Welcome to our Training Materials!
This tutorial will go over all the essentials you'll need to get started with Claude Code. Specifically, we'll be working on building your own portfolio website. You should start here for a conceptual overview on AI Agents & Claude Code, then proceed to part 2.
What is an AI Agent?
By now, nearly all Computer Science students (including freshmen) are familiar with LLMs, or Large Language Models. As of recording writing this tutorial, there are 3 popular LLMs: ChatGPT by OpenAI, Claude by Anthropic, and Gemini by Google. These are effectively just gigantic machine learning models that can accept some natural language input, such as text, and generate a natural language output.
When these LLMs were first announced, all you could really do with them was have a conversation by typing into your keyboard and reading the output on your screen. However, if you've used any modern LLM recently, you might have noticed a few upgrades over the past couple of years:
- You can now input images into LLMs like Claude, the models can analyze the image, and give you responses based on the image.
- When you ask a question or want information, LLMs can perform a web search, just like you would perform a Google search.
- LLMs like ChatGPT can now even write Python code and run the Python code, providing you with the output.
Let's call the new capability of these LLMs tools. Now, we can split up the functionality of services like Claude into 2 parts:
- The LLM: this is responsible for all the reasoning and planning.
- Tools: This is like giving your LLM hands. It can now take actions and use its tool to "interact" with other software.
An AI Agent is a specific combination of LLM, tools, and memory.

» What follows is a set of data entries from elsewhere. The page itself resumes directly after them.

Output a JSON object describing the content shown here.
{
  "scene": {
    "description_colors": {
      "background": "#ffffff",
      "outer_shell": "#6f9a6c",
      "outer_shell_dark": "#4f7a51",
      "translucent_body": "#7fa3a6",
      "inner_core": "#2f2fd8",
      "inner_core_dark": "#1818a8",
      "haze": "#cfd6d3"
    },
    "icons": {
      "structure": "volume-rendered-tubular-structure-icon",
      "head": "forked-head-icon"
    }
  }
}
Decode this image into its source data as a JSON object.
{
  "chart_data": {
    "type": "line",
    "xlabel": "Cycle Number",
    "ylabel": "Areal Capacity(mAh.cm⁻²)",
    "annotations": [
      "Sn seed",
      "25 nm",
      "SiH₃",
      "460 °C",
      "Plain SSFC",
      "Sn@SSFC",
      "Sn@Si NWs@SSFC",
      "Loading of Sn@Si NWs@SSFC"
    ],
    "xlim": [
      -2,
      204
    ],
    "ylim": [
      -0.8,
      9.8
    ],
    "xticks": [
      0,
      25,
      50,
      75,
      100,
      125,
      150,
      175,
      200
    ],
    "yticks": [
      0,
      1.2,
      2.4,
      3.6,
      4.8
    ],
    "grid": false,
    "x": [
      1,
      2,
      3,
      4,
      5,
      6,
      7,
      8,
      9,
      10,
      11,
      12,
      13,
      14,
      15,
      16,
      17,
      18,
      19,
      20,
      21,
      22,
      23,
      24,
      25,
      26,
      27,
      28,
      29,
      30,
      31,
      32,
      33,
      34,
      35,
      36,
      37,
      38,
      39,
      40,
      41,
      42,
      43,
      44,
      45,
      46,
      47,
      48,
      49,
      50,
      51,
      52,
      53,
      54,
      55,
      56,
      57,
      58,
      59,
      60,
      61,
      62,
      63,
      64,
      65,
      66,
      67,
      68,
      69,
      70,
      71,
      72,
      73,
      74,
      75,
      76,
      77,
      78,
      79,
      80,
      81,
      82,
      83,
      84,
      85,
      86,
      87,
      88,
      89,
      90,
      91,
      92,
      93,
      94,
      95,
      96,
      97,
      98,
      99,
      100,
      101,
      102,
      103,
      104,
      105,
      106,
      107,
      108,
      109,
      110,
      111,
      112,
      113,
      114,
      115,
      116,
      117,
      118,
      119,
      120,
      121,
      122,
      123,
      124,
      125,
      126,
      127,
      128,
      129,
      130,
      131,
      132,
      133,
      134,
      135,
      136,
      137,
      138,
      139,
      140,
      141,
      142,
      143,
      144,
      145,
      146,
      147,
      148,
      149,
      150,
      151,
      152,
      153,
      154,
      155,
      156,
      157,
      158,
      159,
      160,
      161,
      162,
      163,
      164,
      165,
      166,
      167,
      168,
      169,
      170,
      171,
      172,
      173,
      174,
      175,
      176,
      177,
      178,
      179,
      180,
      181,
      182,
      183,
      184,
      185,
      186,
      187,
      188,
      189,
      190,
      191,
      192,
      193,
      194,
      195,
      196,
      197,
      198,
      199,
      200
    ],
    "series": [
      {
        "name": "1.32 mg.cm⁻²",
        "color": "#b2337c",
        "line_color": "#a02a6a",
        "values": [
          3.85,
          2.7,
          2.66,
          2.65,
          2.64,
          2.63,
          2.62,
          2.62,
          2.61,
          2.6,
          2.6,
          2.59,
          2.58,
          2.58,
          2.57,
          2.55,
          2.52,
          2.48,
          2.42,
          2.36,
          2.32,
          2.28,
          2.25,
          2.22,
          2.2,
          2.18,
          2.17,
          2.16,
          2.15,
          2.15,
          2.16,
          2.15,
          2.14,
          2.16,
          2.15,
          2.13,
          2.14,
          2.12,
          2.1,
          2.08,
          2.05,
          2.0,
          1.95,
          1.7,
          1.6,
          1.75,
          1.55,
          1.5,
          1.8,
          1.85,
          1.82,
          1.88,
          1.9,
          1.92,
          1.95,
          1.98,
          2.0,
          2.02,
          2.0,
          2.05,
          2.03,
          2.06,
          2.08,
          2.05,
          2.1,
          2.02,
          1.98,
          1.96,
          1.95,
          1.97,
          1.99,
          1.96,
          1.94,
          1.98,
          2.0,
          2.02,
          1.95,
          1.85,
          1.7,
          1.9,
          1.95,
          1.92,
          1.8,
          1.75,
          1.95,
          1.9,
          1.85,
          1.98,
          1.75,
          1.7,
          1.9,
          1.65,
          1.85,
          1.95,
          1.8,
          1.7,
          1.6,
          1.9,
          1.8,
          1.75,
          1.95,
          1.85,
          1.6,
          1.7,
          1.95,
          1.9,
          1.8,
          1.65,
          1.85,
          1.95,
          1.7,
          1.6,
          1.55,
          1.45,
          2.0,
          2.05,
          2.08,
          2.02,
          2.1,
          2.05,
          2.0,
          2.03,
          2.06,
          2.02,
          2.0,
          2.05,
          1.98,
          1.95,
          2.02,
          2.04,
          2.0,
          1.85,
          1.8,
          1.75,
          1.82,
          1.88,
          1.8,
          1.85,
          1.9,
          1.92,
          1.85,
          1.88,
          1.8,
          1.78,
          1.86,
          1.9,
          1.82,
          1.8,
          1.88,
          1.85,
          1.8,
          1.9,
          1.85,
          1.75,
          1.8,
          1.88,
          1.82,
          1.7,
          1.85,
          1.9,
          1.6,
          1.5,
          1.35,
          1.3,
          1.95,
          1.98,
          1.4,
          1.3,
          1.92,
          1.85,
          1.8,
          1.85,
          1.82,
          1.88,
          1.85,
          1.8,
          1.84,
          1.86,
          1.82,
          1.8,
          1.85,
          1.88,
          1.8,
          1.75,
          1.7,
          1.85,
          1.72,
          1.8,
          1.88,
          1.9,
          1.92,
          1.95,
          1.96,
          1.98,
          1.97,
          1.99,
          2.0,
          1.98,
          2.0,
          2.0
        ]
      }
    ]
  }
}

What do we mean by memory?
Have you ever tried asking Claude too many questions, and suddenly it forgets about the first question you asked? This has to do with a concept called context. Think of context like the specific set of information the agent can reference at any given point you try to use it.
For agents, we typically break up context into the following:
- The goal: what are you trying to do with the agent?
- Instructions: how do you want the agent to accomplish your task?
- State: what has the agent already done? What does the agent need to accomplish next?
- Environment: what tools can the agent use right now? "Where" is the agent working?
Memory is effectively a storage unit that provides your agent with relevant context as it's performing a task. We break memory down into 2 types:
- Short-Term Memory: this is the amount of information that the LLM can process at once.
- Long-Term Memory: since an LLMs context cannot fit a ton of information, we store other relevant information for the agent in other files, and the agent pulls information from these files as necessary.
Taking this information together, you can see that AI Agents can be super customizable:
- You pick the model. Whether you want a super high-reasoning model, like Claude Opus 4.6 or a lightweight model that doesn't have as much reasoning capabilities, like ChatGPT 5 Instant.
- You decide what tools the agent has access to.
- You decide how to control the agent's memory.
This can all get pretty complicated pretty fast!
Claude Code
For this project, we will be using Claude Code. Rather than chatting with an LLM in your browser, you gain the ability to chat with an LLM directly in a coding workspace through your terminal. In our specific case, this gives Claude the ability to read code, refactor files, and run commands to help you code faster. By doing this, we gain an assistant directly embedded into the context of our project that can understand large codebases, generate and edit files directly, debug errors, and run tests for us. This eliminates the need to copy several things to a chat window in your browser and automates several steps of coding with LLMs. Not all steps are the same though; there are several differences between generating code through a chat window and through Claude Code that require specific steps to produce better outputs.
There are several agentic coding tools—like GitHub Copilot and Cursor, with the closest one being OpenAI's Codex—but we will be using Claude for this tutorial as it has an array of features that can enhance your productivity. While tools like Copilot are designed for inline code generation and assistance, Claude Code is able to handle much larger codebases and tasks. It should be noted however that the landscape of coding agents is changing frequently, and the next best tool could arise at any time.
You should also have some IDE, like VSCode, set up already in this section (although companies are beginning to make
IDE-free coding agents, we will still use an IDE to visualize code changes easier). You should also have Node setup
(npm/npx) as we will need it to install some packages. Furthermore, you should have a terminal application
to run Claude Code with, as it is a CLI-based application (the default terminal on your machine works fine).